~チャンミンside~
「チャンミナ。・・・どういう事?」
玄関ホールへ降りてくる足どりが徐々に重くなり、僕の数メートル前で完全に直立不動になった人。
不機嫌さを隠そうともせず僕を睨んでくる。
予想通りの反応に心の中で大きなため息をついた。
「ユンホ坊ちゃん!元はと言えば坊ちゃんが原因なんですよ。」
隣から割って入ったのは初めて見るカジュアルなスヒさん、なんてったってリュックまで背負ってる。
「午後からの会議に出席するよう言われたのに、ホタルを見に行くなんて理由で断ったんですよね。おかげで強制的に付き添うよう言われて、私もチャンミンも被害者です。」
「だからっ、・・どうして付き添いなんか、・・・。」
納得できない苛立ちがビシバシと伝わりちょっと恐いくらい。
基本的にユノの無愛想が直ったわけではないので、機嫌が悪い時はまた冷酷な表情が顔をだす。
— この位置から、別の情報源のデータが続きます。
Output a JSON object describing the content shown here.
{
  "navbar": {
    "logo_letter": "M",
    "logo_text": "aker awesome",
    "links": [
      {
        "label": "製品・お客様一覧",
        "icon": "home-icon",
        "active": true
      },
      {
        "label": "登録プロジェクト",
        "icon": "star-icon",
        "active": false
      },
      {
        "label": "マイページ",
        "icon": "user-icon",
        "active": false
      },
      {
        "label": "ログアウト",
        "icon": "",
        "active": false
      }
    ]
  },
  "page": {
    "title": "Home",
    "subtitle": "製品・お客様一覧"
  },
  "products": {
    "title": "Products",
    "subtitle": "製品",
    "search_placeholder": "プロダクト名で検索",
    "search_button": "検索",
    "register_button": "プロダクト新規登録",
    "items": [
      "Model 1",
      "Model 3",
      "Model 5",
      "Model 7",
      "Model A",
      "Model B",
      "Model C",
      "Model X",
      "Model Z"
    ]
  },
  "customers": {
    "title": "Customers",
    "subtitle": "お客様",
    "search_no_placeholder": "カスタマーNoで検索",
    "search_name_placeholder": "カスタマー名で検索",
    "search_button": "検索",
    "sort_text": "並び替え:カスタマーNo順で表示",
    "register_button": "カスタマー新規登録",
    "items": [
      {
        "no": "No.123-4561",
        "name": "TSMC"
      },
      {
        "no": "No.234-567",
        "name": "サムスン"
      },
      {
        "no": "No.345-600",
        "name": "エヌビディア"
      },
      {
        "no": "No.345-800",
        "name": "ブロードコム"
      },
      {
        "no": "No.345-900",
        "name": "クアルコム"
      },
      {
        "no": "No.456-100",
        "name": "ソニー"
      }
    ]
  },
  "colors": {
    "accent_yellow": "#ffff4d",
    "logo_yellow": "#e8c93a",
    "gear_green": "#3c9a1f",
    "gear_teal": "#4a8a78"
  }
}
「ユノが昨夜ほとんど寝てないからって、おじさんが心配して運転手にジヒョンさんと付き添いでスヒさんを同行させたんですよ?」
「ちっ!あのクソ親父!・・嫌がらせかよ。」
「嫌がらせって何ですか、ユンホ坊ちゃん!」
────ああ、気が重い。・・なんて僕が言ってる場合じゃない。
「今日2限が休講になったんですよ。だからね、・・スヒさんとお弁当作っちゃいましたよ!ほら?みんなで食べた方が美味しいですよ、ね?」
ユノと外へ出掛けるなんて、実は初めてで。
せっかくだから楽しい思い出にしたかった。
ユノに笑って欲しかった。
「・・しょうがねぇな。」
ボソッと呟いて黙ってしまったけど、やっぱり疲労が隠せないユノの顔色を見たらこれで良かったんだと思う。
実際、車に乗った途端死んだように寝ちゃったし。
「・・おい、楽しそーだなっ!」
って起きたら起きたで、お菓子を食べながらユノの子ども時代の話で盛りあがる僕たち相手に拗ねてるし。
「ユンホ坊ちゃんはチャンミンと出逢って幼少時代からやり直ししてるみたいだねぇ。」とクスクス笑うスヒさん。
真っ赤になって否定するユノにみんな楽しそうに笑った。
天候も風のない蒸し暑い夜で、ホタルの観賞にはうってつけだった。
昔、父さんに教えてもらった穴場。
目の前に広がる幻想的な風景。
子どもの頃に見たそれとはまた違う。
───ユノが隣にいるというだけで。
「・・・キレイだな、・・・。」
「はい。」
「・・やっぱ、捕まえて花ん中入れるなんて可哀想だな。」
「・・ですね。」
そんなポツリポツリとした会話が無性に嬉しい。
同じ風景を見て、同じように感じるこの瞬間が愛おしい。
「あれ?スヒさん達は?」
さっきまで一緒にいたのに、気づいたら僕たち2人きりになっていた。
「さあ?・・気ぃ使ったんじゃねぇの?」
そう言いながらスッとお互いの間をつめるユノ。
自然に添えられた腰を抱く腕に未だ心臓が跳ねるのに。
「・・ありがとう、・・チャンミナ。」
ホタルの光が薄ぼんやりと霞んで雲に覆われた月明かりに影ができる。
感じる柔らかい感触はユノの匂い。
「ずっと注目してて、やりたかった仕事。おまえの事があったからがむしゃらに頑張れたんだ。
背中を押してくれて、・・ありがとう。」
「そ、そんな、・・僕は、何も・・。」
チュッとまた啄むように。
「ストロベリーキャンドルの話も、結構効いたよな?」
思いだしたように、ふっと笑う。
とっさに言ってしまった話が恥ずかしくて、俯いてしまった僕の肩をことさらギュッと抱いたユノ。
「あのクソ親父、・・おまえが新人研修を終える3年間で、ある程度の結果が出せなかったら絶対おまえを手離さないってぬかしやがった。」
───まさか!って隣に視線を向けたら、思いだしたように遠くを睨みつけるユノがいて。
まだまだ父親の方が一枚も二枚も上手だな、って思ったり。
「勢いで言っちゃったけど、・・本当に俺、3年間も離れてられっかな?」なんて急に弱気になるユノがいたり。
────どんなユノも好きだよ。
貴方と出逢って見つけた。
僕の帰る場所は貴方で、貴方の帰る場所は僕なんだ。
どんなに遠く離れても、───それは決して変わらないから。